[nycbug-talk] hand wringing
Pete Wright
pete
Sun May 2 21:16:59 EDT 2004
Bob Ippolito wrote:
>
> On May 2, 2004, at 6:09 PM, pete at nomadlogic.org wrote:
>
>>> Have YOU used Visual Studio .NET? I'm not often a windows developer,
>>> but when I am, it sure beats the hell out of the gcc toolchain for most
>>> things.
>>
>>
>> i thought Visual Studio .NET was an IDE with the windows compiler
>> intergrated into it. and if i'm not mistaken, gcc stands for Gnu
>> Compiler
>> Collection which is not an IDE.
>
>
> The IDE and debugger in VS.NET, in my experience, is much more feature
> complete and reliable than anything equivalent in the open source
> world.
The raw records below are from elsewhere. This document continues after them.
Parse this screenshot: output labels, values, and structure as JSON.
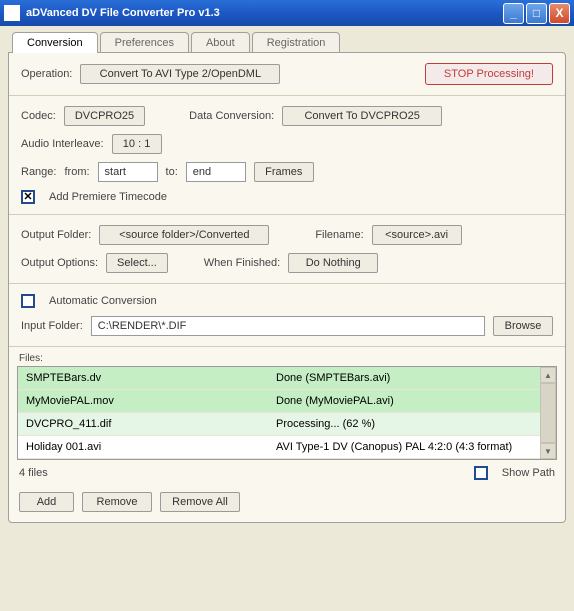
{
  "window": {
    "title": "aDVanced DV File Converter Pro v1.3"
  },
  "tabs": {
    "conversion": "Conversion",
    "preferences": "Preferences",
    "about": "About",
    "registration": "Registration"
  },
  "operation": {
    "label": "Operation:",
    "value": "Convert To AVI Type 2/OpenDML",
    "stop": "STOP Processing!"
  },
  "codec": {
    "label": "Codec:",
    "value": "DVCPRO25",
    "dataconv_label": "Data Conversion:",
    "dataconv_value": "Convert To DVCPRO25"
  },
  "audio": {
    "label": "Audio Interleave:",
    "value": "10 : 1"
  },
  "range": {
    "label": "Range:",
    "from_label": "from:",
    "from_value": "start",
    "to_label": "to:",
    "to_value": "end",
    "frames": "Frames"
  },
  "premiere": {
    "label": "Add Premiere Timecode"
  },
  "output": {
    "folder_label": "Output Folder:",
    "folder_value": "<source folder>/Converted",
    "filename_label": "Filename:",
    "filename_value": "<source>.avi",
    "options_label": "Output Options:",
    "select": "Select...",
    "when_finished_label": "When Finished:",
    "when_finished_value": "Do Nothing"
  },
  "input": {
    "auto_label": "Automatic Conversion",
    "folder_label": "Input Folder:",
    "folder_value": "C:\\RENDER\\*.DIF",
    "browse": "Browse"
  },
  "files": {
    "header": "Files:",
    "count": "4 files",
    "showpath": "Show Path",
    "items": [
      {
        "name": "SMPTEBars.dv",
        "status": "Done (SMPTEBars.avi)",
        "state": "done"
      },
      {
        "name": "MyMoviePAL.mov",
        "status": "Done (MyMoviePAL.avi)",
        "state": "done"
      },
      {
        "name": "DVCPRO_411.dif",
        "status": "Processing... (62 %)",
        "state": "proc"
      },
      {
        "name": "Holiday 001.avi",
        "status": "AVI Type-1 DV (Canopus) PAL 4:2:0 (4:3 format)",
        "state": ""
      }
    ]
  },
  "actions": {
    "add": "Add",
    "remove": "Remove",
    "removeall": "Remove All"
  }
}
Someone highly experienced in something like Emacs or Eclipse
> can probably achieve the same or better productivity for writing
> regular 'ol code, but there's one heck of a learning curve. What most
> people probably miss about the VS.NET IDE at first glance is the
> integration with their other stuff: debugging/developing SQL Server
> databases and stored procedures, local and remote debugging of IIS
> (and other COM/DCOM type environments), JScript debugging, etc.
>
that's really interesting, i spend most of my time being a sys admin and
have always had problems debugging running systems on Win32 compared to
unix. that is obviously coming from a different perspective than a
programmer tho...
> Microsoft's compilers are more efficient and produce more efficient
> code than GCC on x86. The C++ 'support' is a little different, but
> most people avoid doing the sort of magic that breaks or otherwise
> confuses C++ compilers. g++ is not perfect either, I've seen correct
> C++ code cause g++ to segfault.
yea no wonder so many people use QT etc...
>
> That said, I'm mostly just playing devil's advocate here. I do most
> of my development these days on OS X (targeting several platforms, but
> sometimes just OS X) with Python, GCC, Vim and Xcode/Interface
> Builder.. but I've used Microsoft's tools and they are much better
> than any of you are giving them credit for when you're developing for
> their platform with their technologies. It's pretty much the same
> story with Apple's tools, but in many cases they're just lipstick on a
> pig (gcc/gdb). Compilation is slow, it produces slow code (in
> comparison to CodeWarrior or XL), and the debugger in Xcode is just a
> frontend to GDB so it can be expected to crash or produce incorrect
> results once you start using any of its advanced features.
>
that's really interesting. i've been very interested in Xcode, but have
not had a chance to check it out. what other alternative compilers
could apple use to get away from gcc? does ibm produce a compiler that
apple could adopt on the ppc64 chip?